RECEP GÖREN - ANKARA
Aile ve Sosyal Hizmetler Bakanlığının bütçesinin görüşüldüğü Plan ve Bütçe Komisyonu’nda söz alarak, toplumda ve özellikle aile yapısında yozlaşmalara sebep olan olumsuzluklara temas eden Niğde Milletvekili Ömer Fethi Gürer, televizyonlarda kadınlara yönelik programlar, uyuşturucu kullanımı yaşının sürekli düşmesi, çocuk işçilik sorunu, kumar ve şans oyunları sebebiyle yıkılan yuvalar ve boşanma oranlarındaki artışa dikkat çekti. Televizyonlarda kadınlara yönelik programların bazılarının kendisini dehşete düşürdüğünü söyleyen Gürer, “Yıllardır bu tür yayınlar olduğuna göre buradaki yaşanan dramların sosyal yardımlar vasıtası ya da sosyal eğitimler vasıtasıyla kontrol altına alınması yanında özendirici bir yanı da var. Herkes o televizyon programlarına çıkabilmeyi önemli bir marifet sanıyor ama burada aile dokusunun büyük tahribata uğradığının somut yansımasını görüyoruz” şeklinde konuştu.
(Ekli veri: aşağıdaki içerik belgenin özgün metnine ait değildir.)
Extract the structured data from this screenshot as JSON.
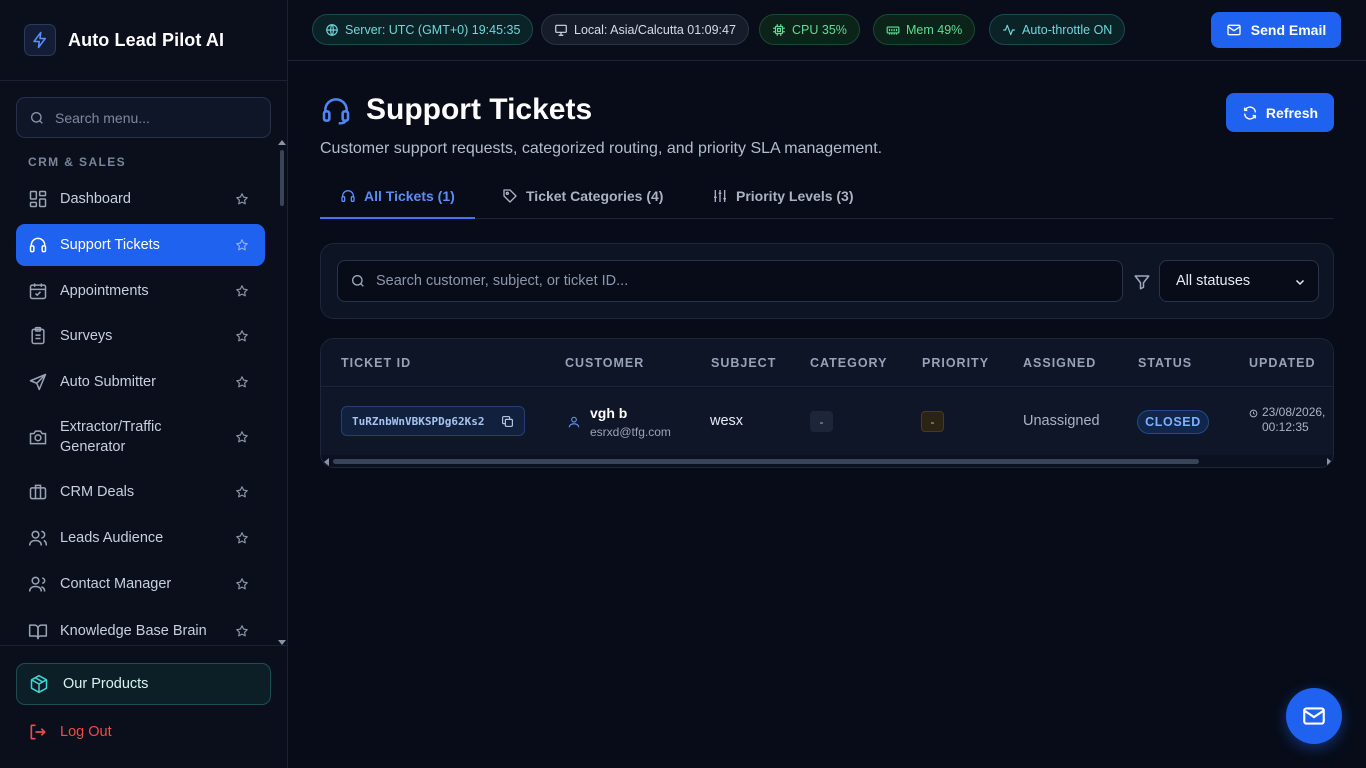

UYUŞTURUCU KULLANIMI OKULLARDA ARTIYOR
Okullarda artış gösteren uyuşturucu kullanımına yönelik izlenimlerini de anlatan Gürer, uyuşturucu kullanımını Anadolu’daki okullarda da yaygınlaştığına işaret etti. Gürer, “Artık, madde bağımlılığı bonzaiden çakmak gazına gelmiş. Çakmak gazıyla uyuşturucu üretiyorlar ve bunu kullananların beyin hücrelerinin ölme noktasına erdiği, belli bir yaştan sonra bunların artık dönüşü olmadığı belirtiliyor. Bununla ilgili de bir mücadele planının geliştirilmesi gerekiyor” dedi. Çocuk işçiliğin 10 yaşına kadar indiğini de ifade eden Gürer, “Yani büyük bedenlere yüklenen yükler, 10 yaşındaki çocukların kayıt dışı çalıştırılması nedeniyle, onlardan o çalışma talep ediliyor ve onlar o şekilde çalıştırılıyor” dedi.
Çürümüşlük her yere yansır
Kumar ve şans oyunlarının neden olduğu olumsuzlukları da sıralayan Gürer, oyunların devlet kontrolünde artmasının üzüntü verici olduğunu ifade etti. Gürer, “Yuvaları yıkıyor, ayrılıkların nedeni. İnsanlar elde ettikleri gelirleri ailelerine harcamıyorlar, bu tür şans oyunlarıyla kaderlerini döndürmeye çalışıyorlar. Bunların varlığını kabul ederek bu tür şans oyunlarının çoğalması yerine azalması gerekirdi. Sayısal olarak rakamlar son dönemlerde arttı, evini satanlar ve bu yönde davranış sergileyenler olduğunu, belgeleriyle de bizlere yansıtıyorlar” diye konuştu. Boşanma oranlarındaki artışa da dikkat çeken Gürer, özellikle geçimle ilgili sorun yaşayan ailelerin boşanmaya yönelmeleri yerine bu “aile yardımı” uygulamasının doğru kanalize edilmesi gerektiğini belirtti. Gürer, “Eğer toplum dokusu bozulursa şu parti, bu parti veya şu, bu diye bir mantık kalmaz. O çürümüşlük her yere yansır ve bunun altında hepimiz kalırız” dedi.